Потом, расхаживая по библиотеке, заламывая руки от мучительной нерешительности и смятения, магистр сказал мне:

– Не могу понять, почему ее поместили именно туда. Почему, во имя Господа?

– Вероятно, из-за вашего статуса, – предположил я.

– Но это не имеет смысла, Пеппе: я еретик. У меня нет никакого статуса, нет ни прав, ни имущества, ничего нет.

– Но официально вы не еретик… еще не еретик, во всяком случае. Вы же сами сказали, что вендетта, которую ведет против вас Томазо делла Кроче, имеет личный характер. Может быть, он и не заводил никаких записей по вашему делу. Может, он приберегает вас для себя? Все, что нужно задокументировать, можно задокументировать в самом конце, когда вы будете связаны, а он будет злорадствовать и наслаждаться своей победой. А пока – все это только между вами. Он наверняка дождется момента, когда у вас не будет возможности вывернуться. Только тогда он сообщит Инквизиции и призовет писарей и прочую мелочь. Ведь никто в Риме не знает о том, что происходит между вами и делла Кроче, – разве не очевидно? Вы свободно передвигаетесь, дом ваш открыт, к вам все еще приходят друзья.

– А Лаура?

– Лаура его ничуть не интересует, она лишь мерзкий нарост на теле Святой Церкви, который надо отсечь и уничтожить.

– Он явно безумен, – сказал магистр Андреа.

– Действительно безумен. Безумен, во имя Господа.
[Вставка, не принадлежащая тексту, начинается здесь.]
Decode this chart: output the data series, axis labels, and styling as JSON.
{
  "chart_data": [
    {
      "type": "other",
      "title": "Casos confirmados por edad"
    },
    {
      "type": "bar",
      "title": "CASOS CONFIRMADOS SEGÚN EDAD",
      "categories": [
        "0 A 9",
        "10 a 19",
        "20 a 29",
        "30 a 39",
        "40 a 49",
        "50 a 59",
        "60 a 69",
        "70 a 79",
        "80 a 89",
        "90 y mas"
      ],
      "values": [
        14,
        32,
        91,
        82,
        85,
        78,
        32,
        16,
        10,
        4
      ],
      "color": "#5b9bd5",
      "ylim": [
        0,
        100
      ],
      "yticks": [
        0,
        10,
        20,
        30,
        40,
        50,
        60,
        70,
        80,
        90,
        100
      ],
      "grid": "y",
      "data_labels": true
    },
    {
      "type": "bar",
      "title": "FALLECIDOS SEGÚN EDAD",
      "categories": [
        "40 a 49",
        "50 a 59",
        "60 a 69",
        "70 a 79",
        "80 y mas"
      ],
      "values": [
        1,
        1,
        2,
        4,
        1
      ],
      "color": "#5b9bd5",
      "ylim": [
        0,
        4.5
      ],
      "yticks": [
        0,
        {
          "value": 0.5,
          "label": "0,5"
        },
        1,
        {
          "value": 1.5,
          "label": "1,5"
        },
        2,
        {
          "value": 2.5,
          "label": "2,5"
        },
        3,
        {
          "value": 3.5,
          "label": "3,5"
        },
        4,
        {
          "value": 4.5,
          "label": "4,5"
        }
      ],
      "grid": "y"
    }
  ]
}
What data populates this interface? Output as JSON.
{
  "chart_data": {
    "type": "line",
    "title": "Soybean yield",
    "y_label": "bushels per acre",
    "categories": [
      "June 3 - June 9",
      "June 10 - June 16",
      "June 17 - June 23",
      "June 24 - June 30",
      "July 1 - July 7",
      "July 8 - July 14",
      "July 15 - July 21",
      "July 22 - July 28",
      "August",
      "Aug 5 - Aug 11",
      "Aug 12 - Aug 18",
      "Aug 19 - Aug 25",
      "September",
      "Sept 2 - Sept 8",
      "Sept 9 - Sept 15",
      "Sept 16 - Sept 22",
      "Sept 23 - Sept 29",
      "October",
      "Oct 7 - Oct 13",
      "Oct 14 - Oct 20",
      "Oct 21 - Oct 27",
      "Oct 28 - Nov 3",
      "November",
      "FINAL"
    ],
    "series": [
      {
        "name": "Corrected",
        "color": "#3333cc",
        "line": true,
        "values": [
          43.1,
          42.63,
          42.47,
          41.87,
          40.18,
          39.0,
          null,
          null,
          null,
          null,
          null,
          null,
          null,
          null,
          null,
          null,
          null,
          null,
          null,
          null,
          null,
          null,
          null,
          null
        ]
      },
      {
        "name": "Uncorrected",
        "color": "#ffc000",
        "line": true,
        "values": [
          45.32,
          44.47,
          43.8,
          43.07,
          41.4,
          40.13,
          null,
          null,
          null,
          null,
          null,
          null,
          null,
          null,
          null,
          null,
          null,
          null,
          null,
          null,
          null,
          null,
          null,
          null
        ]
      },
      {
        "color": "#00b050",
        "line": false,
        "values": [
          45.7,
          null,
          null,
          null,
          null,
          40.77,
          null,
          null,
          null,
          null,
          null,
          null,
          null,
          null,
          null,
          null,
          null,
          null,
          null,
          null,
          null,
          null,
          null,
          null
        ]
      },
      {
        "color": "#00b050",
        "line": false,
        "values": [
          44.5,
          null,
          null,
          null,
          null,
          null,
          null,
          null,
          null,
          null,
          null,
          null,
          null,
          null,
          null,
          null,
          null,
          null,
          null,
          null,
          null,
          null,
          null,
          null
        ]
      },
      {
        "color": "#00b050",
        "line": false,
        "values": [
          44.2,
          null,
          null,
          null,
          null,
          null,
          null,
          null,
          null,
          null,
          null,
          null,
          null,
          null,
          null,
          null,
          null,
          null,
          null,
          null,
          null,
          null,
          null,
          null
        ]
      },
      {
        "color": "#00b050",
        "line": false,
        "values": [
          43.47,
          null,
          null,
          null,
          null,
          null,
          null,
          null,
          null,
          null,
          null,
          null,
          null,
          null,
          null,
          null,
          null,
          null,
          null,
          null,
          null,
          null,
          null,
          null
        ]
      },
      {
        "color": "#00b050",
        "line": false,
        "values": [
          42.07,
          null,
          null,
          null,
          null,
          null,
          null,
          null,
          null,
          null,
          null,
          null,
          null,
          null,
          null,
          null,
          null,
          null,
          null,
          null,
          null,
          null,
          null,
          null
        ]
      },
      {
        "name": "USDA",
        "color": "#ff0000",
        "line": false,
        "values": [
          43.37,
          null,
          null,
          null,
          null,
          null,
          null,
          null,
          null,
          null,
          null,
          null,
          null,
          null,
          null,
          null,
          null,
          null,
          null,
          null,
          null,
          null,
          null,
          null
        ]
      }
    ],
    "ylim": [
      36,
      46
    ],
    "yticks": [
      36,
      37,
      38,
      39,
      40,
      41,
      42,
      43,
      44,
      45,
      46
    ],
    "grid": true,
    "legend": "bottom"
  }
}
– Он придет за нами, Пеппе. Я знаю.

Мне очень горько, даже сейчас, но я должен сказать вам, что нам не пришлось ждать, когда придет фра Томазо делла Кроче и принесет с собой ужас. Ужас пришел на следующий вечер: мы получили известие о том, что Лаура Франческа Беатриче де Коллини была признана виновной в ереси по двенадцати пунктам, отказалась отречься, была осуждена судом Инквизиции и передана светской власти. На следующее утро ее должны были заживо сжечь на Кампо-дей-Фьори.

И утро, несмотря на то что я молился, чтобы его поглотила вечная ночь, все-таки очень скоро настало. Это было тихое, ясное, прохладное утро – прекрасная погода для сожжения. В ветреные дни есть опасность, что огонь выйдет из-под контроля. Череп рассказал мне однажды, что искры от его костра разнес ветер, и было уничтожено несколько домов, пламя вокруг столба сожрало у него почти все лицо и наконец было залито неожиданным ливнем.

– Толпа не знала, на что интереснее смотреть, на меня или на пожары. Бессердечные скоты.

Я просил, уговаривал, угрожал, кричал, рыдал и умолял, но магистр Андреа не хотел (или не мог) меня слушать. Только теперь я знаю, что не понимал тогда величину парализовавшего его горя. А тогда голос его звучал так обреченно, так подавленно, что меня переполняло отвращение. Сейчас я убежден, что горе сидело в нем глубже, чем нежелание подвергать опасности жизни других. Это рациональное обоснование его нежелания было лишь тонким слоем лака, которым его отчаявшаяся душа пыталась покрыть огромный, постоянно бурлящий и отупляющий иррациональный страх. Это то же, что пытаться влить океан во флакон от духов. Была и другая причина его бездействия, о которой я узнал только… в общем, намного позже. Вы узнаете об этом в свое время.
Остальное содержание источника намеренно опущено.